The third rule kept him in check. Restraint as a character trait of a man with power. How many women he wanted to fuck at the station and in what positions. To change every day one girl for another, and sometimes to have sex with several at the same time. He wanted to do it, but Sterling didn't do it, because he considered it dangerous for his position. Dangerous for his self- perception, because it would be easy to go off the rails.      That's why he slept with only one girl at a

time and didn't change her at least once every two years. For two years no one would think anything bad about him, and certainly not say anything bad about him. After all, others in his place would not have observed it, and he had not long to live. He's already in his seventh decade.

As for the fourth rule of restraint, it wasn't for him, it was for everyone else. Everyone must be restrained. Order is achieved in this way. As long as people don't overstep their boundaries, then safety is achieved all around. Everyone knows these boundaries, knows what will happen for violating them, and, thinking with their own head, they do not violate it. They restrain themselves.

All of these rules had been in place for twenty-four years, and what-not, but Bill Sterling wasn't about to change them. They're time-tested. And no one had ever come up with a better


one… But then it turned out that the boundaries themselves were changing. And they were being changed by a complicated term: treason.

He'd read about such a term in the books that were forbidden to the public, but that the elders and section leaders had in their possession. Those books, of course, were determined by the Curator, but there was no doubt that something of value would still fall into their hands. And Sterling had two favorite books: Hanni Arendt's The Origins of Totalitarianism, especially the part about totalitarianism itself, and Jean Delarue's History of the Gestapo.
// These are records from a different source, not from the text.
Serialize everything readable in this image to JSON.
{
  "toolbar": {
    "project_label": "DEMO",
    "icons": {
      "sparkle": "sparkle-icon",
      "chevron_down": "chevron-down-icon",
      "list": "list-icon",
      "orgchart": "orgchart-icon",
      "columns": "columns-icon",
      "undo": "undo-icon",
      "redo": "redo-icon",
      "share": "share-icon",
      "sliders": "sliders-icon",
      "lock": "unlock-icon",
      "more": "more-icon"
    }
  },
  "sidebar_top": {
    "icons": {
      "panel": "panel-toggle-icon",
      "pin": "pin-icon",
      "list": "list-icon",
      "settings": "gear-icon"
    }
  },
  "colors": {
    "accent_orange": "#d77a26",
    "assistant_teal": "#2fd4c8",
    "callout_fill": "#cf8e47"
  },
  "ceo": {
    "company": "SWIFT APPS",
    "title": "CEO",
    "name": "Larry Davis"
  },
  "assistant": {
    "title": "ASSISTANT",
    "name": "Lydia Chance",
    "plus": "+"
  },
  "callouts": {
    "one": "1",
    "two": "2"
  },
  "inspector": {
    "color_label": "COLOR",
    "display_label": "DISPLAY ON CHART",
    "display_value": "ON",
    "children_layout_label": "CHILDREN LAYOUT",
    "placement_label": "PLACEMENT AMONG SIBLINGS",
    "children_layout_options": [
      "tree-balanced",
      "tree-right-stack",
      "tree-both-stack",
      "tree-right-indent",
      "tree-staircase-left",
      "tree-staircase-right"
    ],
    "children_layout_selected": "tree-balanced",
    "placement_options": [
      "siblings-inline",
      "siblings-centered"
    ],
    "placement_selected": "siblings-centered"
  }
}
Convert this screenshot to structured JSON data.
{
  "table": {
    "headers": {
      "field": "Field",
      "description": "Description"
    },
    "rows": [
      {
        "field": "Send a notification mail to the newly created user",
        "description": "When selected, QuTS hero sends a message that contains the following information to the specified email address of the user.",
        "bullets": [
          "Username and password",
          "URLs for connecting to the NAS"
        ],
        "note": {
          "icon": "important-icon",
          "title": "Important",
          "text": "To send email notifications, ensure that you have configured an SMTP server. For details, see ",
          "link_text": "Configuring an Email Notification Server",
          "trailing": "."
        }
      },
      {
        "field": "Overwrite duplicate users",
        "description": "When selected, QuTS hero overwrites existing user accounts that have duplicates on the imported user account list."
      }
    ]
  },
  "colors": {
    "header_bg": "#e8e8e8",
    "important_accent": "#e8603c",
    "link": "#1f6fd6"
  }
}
In the first one, he picked up on the fact that people tend to idealize. It doesn't matter what… What they are offered. Even the most disgusting thing can be served with the right sauce and it will be devoured by the masses. You can say anything and say anything you want – what matters is the subtext that is emphasized to the masses. And thus, the process of execution and the process of pardon are absolutely no different from each other. Except for the name. People do not care what happens to someone, they may be more or less involved in the general process, but they will not oppose it. All this, of course, applied to large masses. As for individual personalities, it is exactly the same with them, only in the opposite direction – there will always be someone who is against it.